Each one of these stories was very entertaining. I love reading mysteries, and Agatha Christie, in my opinion, wrote some of the best detective novels of her day. Her two most well known characters, Miss Marple and Hercule Poirot, have entertained readers like me for many years. However, I don't think these were her best stories. Although Joan Hickson did a remarkable job in telling these tales, Agatha Christie seemed to have had rushed a couple of them; the plots were not as solid as her earlier pieces. I will say that The Dressmaker's Doll was extremely spooky, and more like a ghost story than a mystery. Nevertheless, it was a pleasure to listen to all of the stories in this collection. I will be revisiting them again, I am sure!
I highly recommend this book if you love classic mystery or thriller genres. - Lynn Worton
The easiest option for me was to have a crack at a few of her Miss Marple short stories and having picked up this charity shop bargain for the humungous sum of 25p when out and about with my wife and youngest daughter on Monday, I decided to bump the dame off.......sorry, bump her up the queue and get started.
6 stories – 142 pages – 2-3 hours reading time.
Well I can add another female author to the tally and possibly can tick a box on my silver bingo card for my Vintage Mystery challenge, I will check later. Two bonus plusses.

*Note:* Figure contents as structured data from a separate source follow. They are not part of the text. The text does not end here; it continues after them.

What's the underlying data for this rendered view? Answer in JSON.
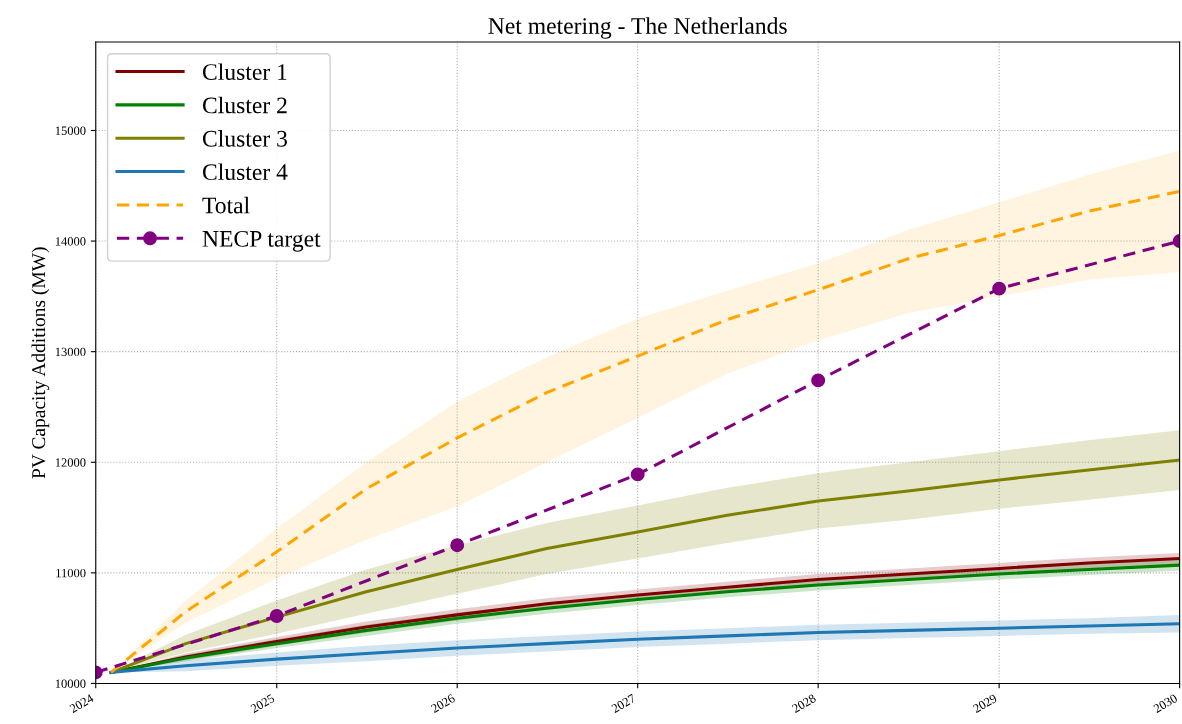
{
  "chart_data": {
    "type": "line",
    "title": "Net metering - The Netherlands",
    "ylabel": "PV Capacity Additions (MW)",
    "x": [
      "2024-02",
      "2024-07",
      "2025-01",
      "2025-07",
      "2026-01",
      "2026-07",
      "2027-01",
      "2027-07",
      "2028-01",
      "2028-07",
      "2029-01",
      "2029-07",
      "2030-01"
    ],
    "series": [
      {
        "name": "Cluster 1",
        "color": "#800000",
        "line_style": "solid",
        "values": [
          10100,
          10240,
          10380,
          10510,
          10620,
          10720,
          10800,
          10870,
          10940,
          10990,
          11040,
          11090,
          11130
        ],
        "lower": [
          10100,
          10210,
          10340,
          10460,
          10570,
          10670,
          10750,
          10820,
          10890,
          10940,
          10990,
          11040,
          11080
        ],
        "upper": [
          10100,
          10270,
          10420,
          10560,
          10670,
          10770,
          10850,
          10920,
          10990,
          11040,
          11090,
          11140,
          11180
        ]
      },
      {
        "name": "Cluster 2",
        "color": "#008000",
        "line_style": "solid",
        "values": [
          10100,
          10230,
          10360,
          10480,
          10590,
          10680,
          10760,
          10830,
          10890,
          10940,
          10990,
          11030,
          11070
        ],
        "lower": [
          10100,
          10200,
          10320,
          10430,
          10540,
          10630,
          10710,
          10780,
          10840,
          10890,
          10940,
          10980,
          11020
        ],
        "upper": [
          10100,
          10260,
          10400,
          10530,
          10640,
          10730,
          10810,
          10880,
          10940,
          10990,
          11040,
          11080,
          11120
        ]
      },
      {
        "name": "Cluster 3",
        "color": "#808000",
        "line_style": "solid",
        "values": [
          10100,
          10360,
          10600,
          10830,
          11030,
          11220,
          11370,
          11520,
          11650,
          11740,
          11840,
          11930,
          12020
        ],
        "lower": [
          10100,
          10280,
          10450,
          10630,
          10810,
          10990,
          11130,
          11270,
          11400,
          11480,
          11580,
          11660,
          11750
        ],
        "upper": [
          10100,
          10440,
          10750,
          11030,
          11250,
          11450,
          11610,
          11770,
          11900,
          12000,
          12100,
          12200,
          12290
        ]
      },
      {
        "name": "Cluster 4",
        "color": "#1f77b4",
        "line_style": "solid",
        "values": [
          10100,
          10160,
          10220,
          10270,
          10320,
          10360,
          10400,
          10430,
          10460,
          10480,
          10500,
          10520,
          10540
        ],
        "lower": [
          10100,
          10110,
          10160,
          10200,
          10250,
          10290,
          10330,
          10360,
          10390,
          10410,
          10430,
          10450,
          10460
        ],
        "upper": [
          10100,
          10210,
          10280,
          10340,
          10390,
          10430,
          10470,
          10500,
          10530,
          10550,
          10570,
          10590,
          10620
        ]
      },
      {
        "name": "Total",
        "color": "#ffa500",
        "line_style": "dashed",
        "values": [
          10100,
          10650,
          11190,
          11760,
          12220,
          12630,
          12960,
          13290,
          13560,
          13840,
          14050,
          14270,
          14450
        ],
        "lower": [
          10100,
          10550,
          10950,
          11300,
          11600,
          12000,
          12400,
          12800,
          13100,
          13350,
          13500,
          13650,
          13720
        ],
        "upper": [
          10100,
          10750,
          11400,
          12000,
          12550,
          12950,
          13300,
          13550,
          13800,
          14100,
          14350,
          14600,
          14820
        ]
      },
      {
        "name": "NECP target",
        "color": "#800080",
        "line_style": "dashed",
        "marker": "circle",
        "x": [
          "2024-01",
          "2025-01",
          "2026-01",
          "2027-01",
          "2028-01",
          "2029-01",
          "2030-01"
        ],
        "values": [
          10100,
          10610,
          11250,
          11890,
          12740,
          13570,
          14000
        ]
      }
    ],
    "xlim": [
      "2024-01",
      "2030-01"
    ],
    "xticks": [
      {
        "value": "2024-01",
        "label": "2024"
      },
      {
        "value": "2025-01",
        "label": "2025"
      },
      {
        "value": "2026-01",
        "label": "2026"
      },
      {
        "value": "2027-01",
        "label": "2027"
      },
      {
        "value": "2028-01",
        "label": "2028"
      },
      {
        "value": "2029-01",
        "label": "2029"
      },
      {
        "value": "2030-01",
        "label": "2030"
      }
    ],
    "ylim": [
      10000,
      15800
    ],
    "yticks": [
      10000,
      11000,
      12000,
      13000,
      14000,
      15000
    ],
    "grid": true,
    "legend": "top left"
  }
}
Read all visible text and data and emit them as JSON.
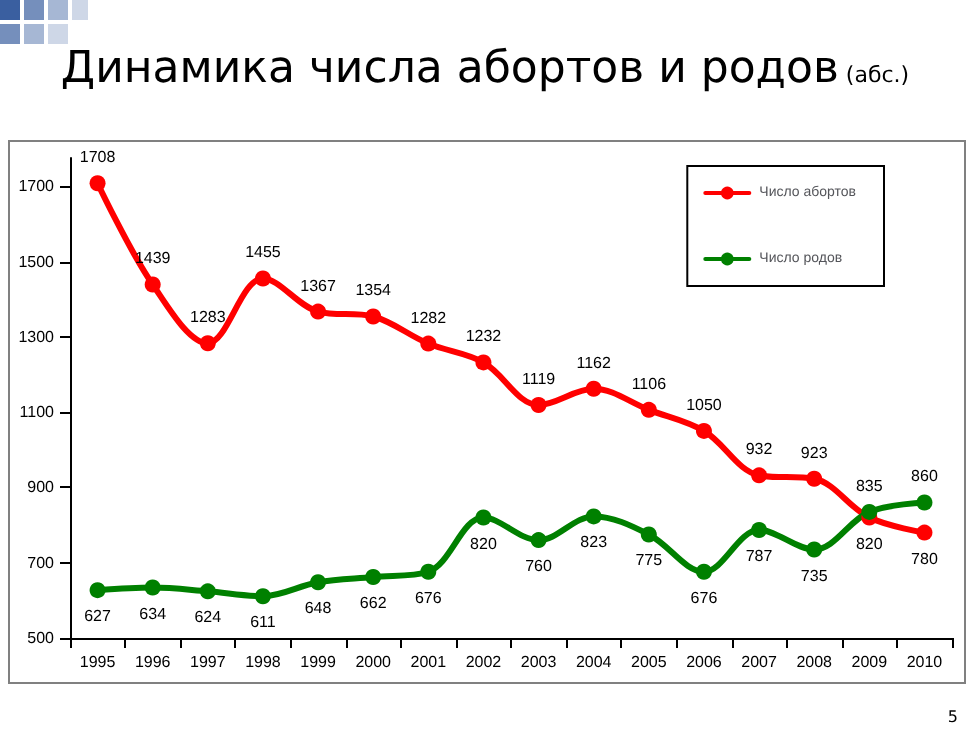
{
  "chart_data": {
    "type": "line",
    "title": "Динамика числа абортов и родов",
    "subtitle": "(абс.)",
    "categories": [
      "1995",
      "1996",
      "1997",
      "1998",
      "1999",
      "2000",
      "2001",
      "2002",
      "2003",
      "2004",
      "2005",
      "2006",
      "2007",
      "2008",
      "2009",
      "2010"
    ],
    "series": [
      {
        "name": "Число абортов",
        "color": "#ff0000",
        "values": [
          1708,
          1439,
          1283,
          1455,
          1367,
          1354,
          1282,
          1232,
          1119,
          1162,
          1106,
          1050,
          932,
          923,
          820,
          780
        ]
      },
      {
        "name": "Число родов",
        "color": "#008000",
        "values": [
          627,
          634,
          624,
          611,
          648,
          662,
          676,
          820,
          760,
          823,
          775,
          676,
          787,
          735,
          835,
          860
        ]
      }
    ],
    "ylim": [
      500,
      1775
    ],
    "yticks": [
      500,
      700,
      900,
      1100,
      1300,
      1500,
      1700
    ],
    "grid": false,
    "legend": "top right",
    "marker": "circle",
    "line_style": "solid",
    "data_labels": true,
    "annotations": [
      "5"
    ]
  }
}
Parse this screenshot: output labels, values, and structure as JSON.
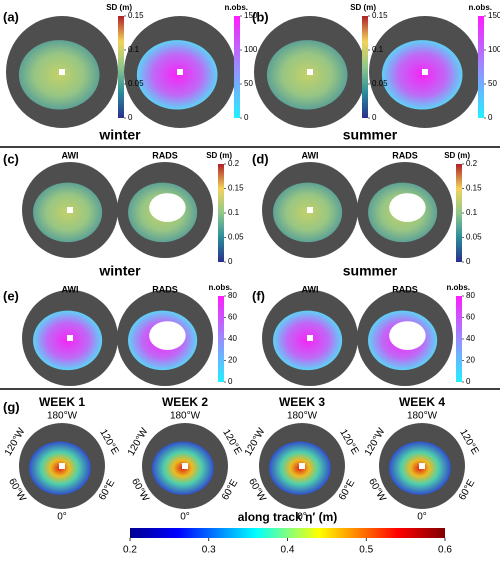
{
  "panel_labels": [
    "(a)",
    "(b)",
    "(c)",
    "(d)",
    "(e)",
    "(f)",
    "(g)"
  ],
  "seasons": [
    "winter",
    "summer"
  ],
  "dataset_labels": [
    "AWI",
    "RADS"
  ],
  "colorbars": [
    {
      "title": "SD (m)",
      "range": [
        0,
        0.15
      ],
      "ticks": [
        0,
        0.05,
        0.1,
        0.15
      ]
    },
    {
      "title": "n.obs.",
      "range": [
        0,
        150
      ],
      "ticks": [
        0,
        50,
        100,
        150
      ]
    },
    {
      "title": "SD (m)",
      "range": [
        0,
        0.2
      ],
      "ticks": [
        0,
        0.05,
        0.1,
        0.15,
        0.2
      ]
    },
    {
      "title": "n.obs.",
      "range": [
        0,
        80
      ],
      "ticks": [
        0,
        20,
        40,
        60,
        80
      ]
    },
    {
      "title": "along track η′ (m)",
      "range": [
        0.2,
        0.6
      ],
      "ticks": [
        0.2,
        0.3,
        0.4,
        0.5,
        0.6
      ]
    }
  ],
  "weeks": [
    "WEEK 1",
    "WEEK 2",
    "WEEK 3",
    "WEEK 4"
  ],
  "longitudes": {
    "top": "180°W",
    "upper_left": "120°W",
    "upper_right": "120°E",
    "lower_left": "60°W",
    "lower_right": "60°E",
    "bottom": "0°"
  }
}
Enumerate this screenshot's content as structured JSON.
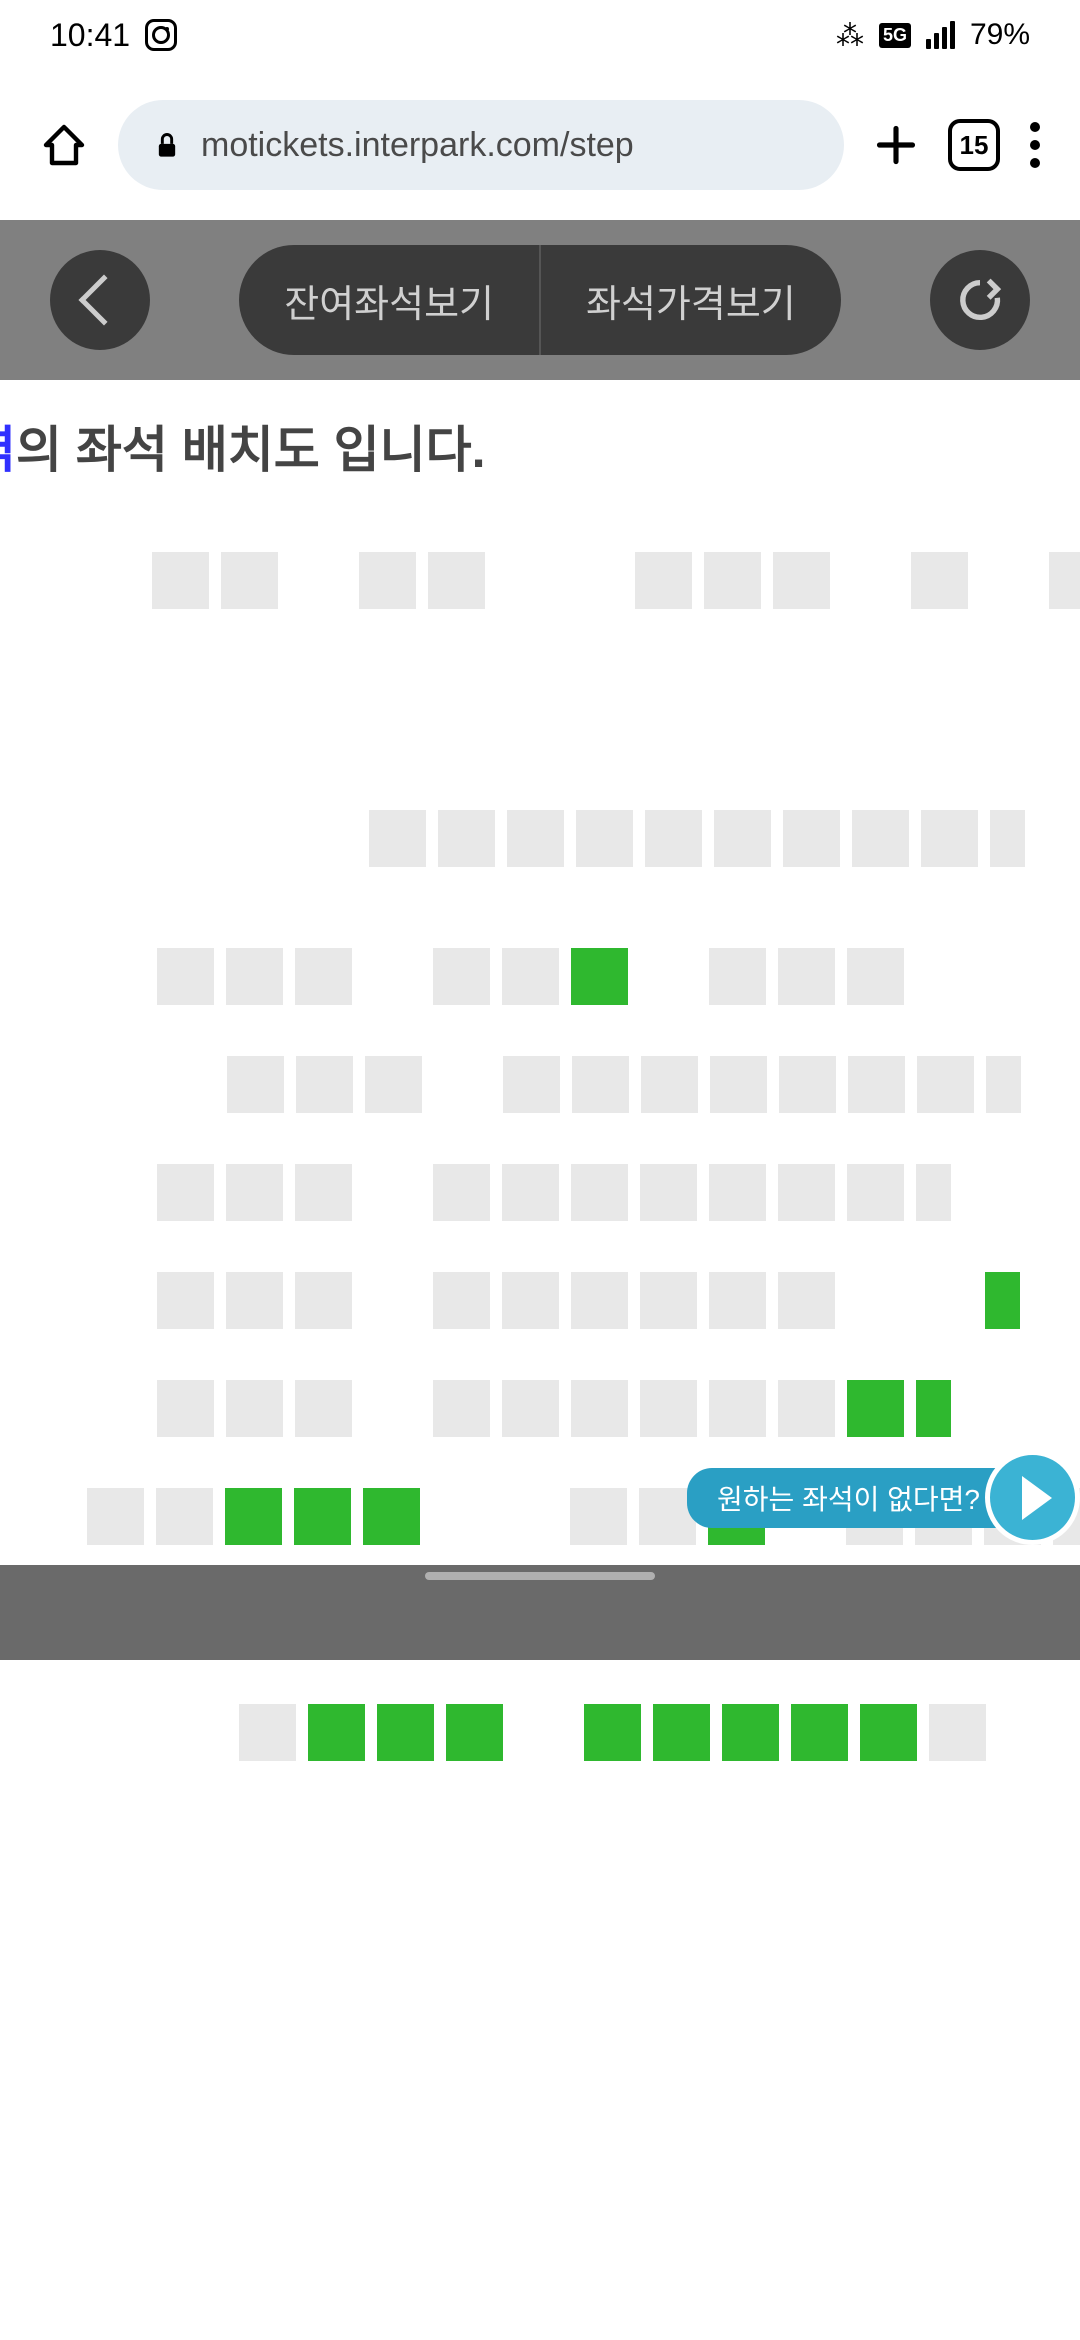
{
  "status": {
    "time": "10:41",
    "battery": "79%",
    "network": "5G"
  },
  "browser": {
    "url": "motickets.interpark.com/step",
    "tabCount": "15"
  },
  "header": {
    "leftBtn": "잔여좌석보기",
    "rightBtn": "좌석가격보기"
  },
  "title": {
    "accent": "역",
    "rest": "의 좌석 배치도 입니다."
  },
  "seats": {
    "available_color": "#2fb82f",
    "unavailable_color": "#e8e8e8",
    "rows": [
      {
        "offset": 140,
        "cells": [
          "u",
          "u",
          "g",
          "u",
          "u",
          "g",
          "g",
          "u",
          "u",
          "u",
          "g",
          "u",
          "g",
          "u"
        ]
      },
      {
        "offset": 357,
        "cells": [
          "u",
          "u",
          "u",
          "u",
          "u",
          "u",
          "u",
          "u",
          "u",
          "uE"
        ]
      },
      {
        "offset": 145,
        "cells": [
          "u",
          "u",
          "u",
          "g",
          "u",
          "u",
          "a",
          "g",
          "u",
          "u",
          "u"
        ]
      },
      {
        "offset": 215,
        "cells": [
          "u",
          "u",
          "u",
          "g",
          "u",
          "u",
          "u",
          "u",
          "u",
          "u",
          "u",
          "uE"
        ]
      },
      {
        "offset": 145,
        "cells": [
          "u",
          "u",
          "u",
          "g",
          "u",
          "u",
          "u",
          "u",
          "u",
          "u",
          "u",
          "uE"
        ]
      },
      {
        "offset": 145,
        "cells": [
          "u",
          "u",
          "u",
          "g",
          "u",
          "u",
          "u",
          "u",
          "u",
          "u",
          "g",
          "g",
          "aE"
        ]
      },
      {
        "offset": 145,
        "cells": [
          "u",
          "u",
          "u",
          "g",
          "u",
          "u",
          "u",
          "u",
          "u",
          "u",
          "a",
          "aE"
        ]
      },
      {
        "offset": 75,
        "cells": [
          "u",
          "u",
          "a",
          "a",
          "a",
          "g",
          "g",
          "u",
          "u",
          "a",
          "g",
          "u",
          "u",
          "u",
          "uE"
        ]
      },
      {
        "offset": 75,
        "cells": [
          "a",
          "a",
          "a",
          "a",
          "a",
          "g",
          "a",
          "a",
          "a",
          "g",
          "u",
          "g",
          "a",
          "uE"
        ],
        "label": "l"
      },
      {
        "offset": 215,
        "cells": [
          "u",
          "a",
          "a",
          "a",
          "g",
          "a",
          "a",
          "a",
          "a",
          "a",
          "u"
        ],
        "label": "l"
      }
    ]
  },
  "float": {
    "text": "원하는 좌석이 없다면?"
  }
}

Verdict......well I didn't manage to guess the culprit or guilty party or unravel the mystery in any of the tales before the big reveal, so that was good. And AC can certainly paint a vivid picture for you of her characters; in this particular instance a bed-bound spinster.........with a good deal of greyish-yellow hair untidily wound around her head and erupting into curls, the whole thing looked like a bird’s nest of which no self-respecting bird could be proud. So another tick there. Thirdly, most of the stories engaged me and had me speeding along to the end, so I can’t in all honesty feign indifference.
I think what struck me was how unsympathetic most of her victims and villains all appeared to be. In the case of the hidden legacy, I didn't like old Uncle Henry’s beneficiaries and was half hoping that Miss Marple was unable (or perhaps more entertainingly) unwilling to solve the riddle and therefore deprive the horrible, vile rats of their inheritance. I guess Marple though couldn't possibly dare to fail. There’s something a little bit unappealing to me about someone who has to be shown to be the cleverest person in the room, all the time. She might just be a little too smug and self-satisfied for me to tolerate too much of her. Time will tell; maybe a longer exposure to our elderly spinster’s charms will seduce me and have me swooning helplessly in admiration? The 4.50 from Paddington may seal the deal! I’m prepared to be wooed.
Last observation, I’m unsure when these were originally written – this collection was originally published in 1979, but there are probably too many servants and mistresses, or gentry-types and underlings for me to want to spend too much time in their company. A bit too dated, a bit too Upstairs-Downstairs, a bit too class conscious and a bit too genteel for me. Each to their own, but I will probably not read too many of her other books.
Anyway I must dash......tea and scone time in the drawing room, nanny’s just rung the bell.......... yummy – so toodle pips!
3 from 5
I bought my copy second-hand recently.